There are a number of places in Python’s parser that really aren’t LL(1). E.g. I wish we could have a set of rules describing simple statements as follows (simplified):
simple_statement : expression | assignment assignment: target '=' expression target: atom trailer* atom: NAME | literal | '(' expression ') trailer: '[' expression ']' | '(' expression (',' expression)* ')' | '.' NAME expression: ...
Unfortunately the FIRST set for
expression overlap and the rule for
simple_statement is invalid – we have to replace it with
simple_statement: [expression '='] expression
and then in a second pass of the parser we analyze the expression to the left of the ‘=’ to ensure that it doesn’t contain illegal things like function calls or operators. (To see for yourself, observe the difference between these:
>>> f() = 1 File "<stdin>", line 1 SyntaxError: can't assign to function call >>> f/ = 1 File "<stdin>", line 1 f/ = 1 ^ SyntaxError: invalid syntax >>>
There are a number of other examples too (e.g. keyword arguments).

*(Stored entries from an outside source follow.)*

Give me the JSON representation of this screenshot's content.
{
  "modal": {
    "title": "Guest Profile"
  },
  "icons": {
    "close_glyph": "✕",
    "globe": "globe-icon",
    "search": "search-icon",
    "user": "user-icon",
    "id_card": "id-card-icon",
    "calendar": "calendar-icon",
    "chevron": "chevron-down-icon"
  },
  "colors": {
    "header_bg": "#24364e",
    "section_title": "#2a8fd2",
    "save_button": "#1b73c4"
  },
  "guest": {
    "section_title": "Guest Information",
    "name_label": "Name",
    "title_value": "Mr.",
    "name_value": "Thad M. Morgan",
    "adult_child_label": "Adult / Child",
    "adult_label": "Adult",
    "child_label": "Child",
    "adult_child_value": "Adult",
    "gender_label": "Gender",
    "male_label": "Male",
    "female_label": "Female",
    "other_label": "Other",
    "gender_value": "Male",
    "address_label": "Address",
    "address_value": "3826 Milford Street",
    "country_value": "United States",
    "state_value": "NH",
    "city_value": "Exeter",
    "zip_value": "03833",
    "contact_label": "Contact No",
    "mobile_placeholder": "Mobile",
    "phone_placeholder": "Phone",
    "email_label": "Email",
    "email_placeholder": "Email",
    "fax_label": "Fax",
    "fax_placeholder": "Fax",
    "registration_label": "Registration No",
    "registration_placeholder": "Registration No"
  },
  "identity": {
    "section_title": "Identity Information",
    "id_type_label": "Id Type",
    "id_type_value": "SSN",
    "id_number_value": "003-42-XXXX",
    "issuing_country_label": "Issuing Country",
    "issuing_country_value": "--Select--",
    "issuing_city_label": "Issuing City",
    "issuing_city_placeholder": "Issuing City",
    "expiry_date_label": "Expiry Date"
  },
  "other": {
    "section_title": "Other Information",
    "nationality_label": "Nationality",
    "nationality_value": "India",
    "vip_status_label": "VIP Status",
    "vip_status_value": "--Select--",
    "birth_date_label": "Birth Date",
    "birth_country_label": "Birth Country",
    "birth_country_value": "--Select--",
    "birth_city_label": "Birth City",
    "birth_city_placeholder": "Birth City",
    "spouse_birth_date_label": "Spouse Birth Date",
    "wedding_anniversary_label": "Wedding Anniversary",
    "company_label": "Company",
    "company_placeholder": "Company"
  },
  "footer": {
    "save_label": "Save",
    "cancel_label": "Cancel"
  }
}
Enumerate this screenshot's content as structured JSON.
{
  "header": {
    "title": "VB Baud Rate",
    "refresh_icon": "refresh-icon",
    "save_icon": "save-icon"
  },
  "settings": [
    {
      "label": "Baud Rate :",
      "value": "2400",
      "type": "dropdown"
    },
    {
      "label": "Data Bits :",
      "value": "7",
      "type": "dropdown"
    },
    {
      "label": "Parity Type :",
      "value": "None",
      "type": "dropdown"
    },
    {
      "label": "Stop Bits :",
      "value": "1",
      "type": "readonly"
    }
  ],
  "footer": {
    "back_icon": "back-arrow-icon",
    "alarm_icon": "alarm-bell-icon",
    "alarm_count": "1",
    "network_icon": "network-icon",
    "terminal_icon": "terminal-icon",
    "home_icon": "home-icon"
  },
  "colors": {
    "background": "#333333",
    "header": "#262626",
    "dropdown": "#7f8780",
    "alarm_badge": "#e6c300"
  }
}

So I propose to look for a better parsing technique (maybe LALR(1) or LR(k)) that can handle such grammargs directly.
Thoughts? Suggestions? Anyone with understanding of current compiler-compiler technology interested in working on this? I think the output of the compiler (an AST) could remain the same, so the API of the
ast should not have to change, but the
parser (already not that loved) module would probably have to be replaced or just killed off.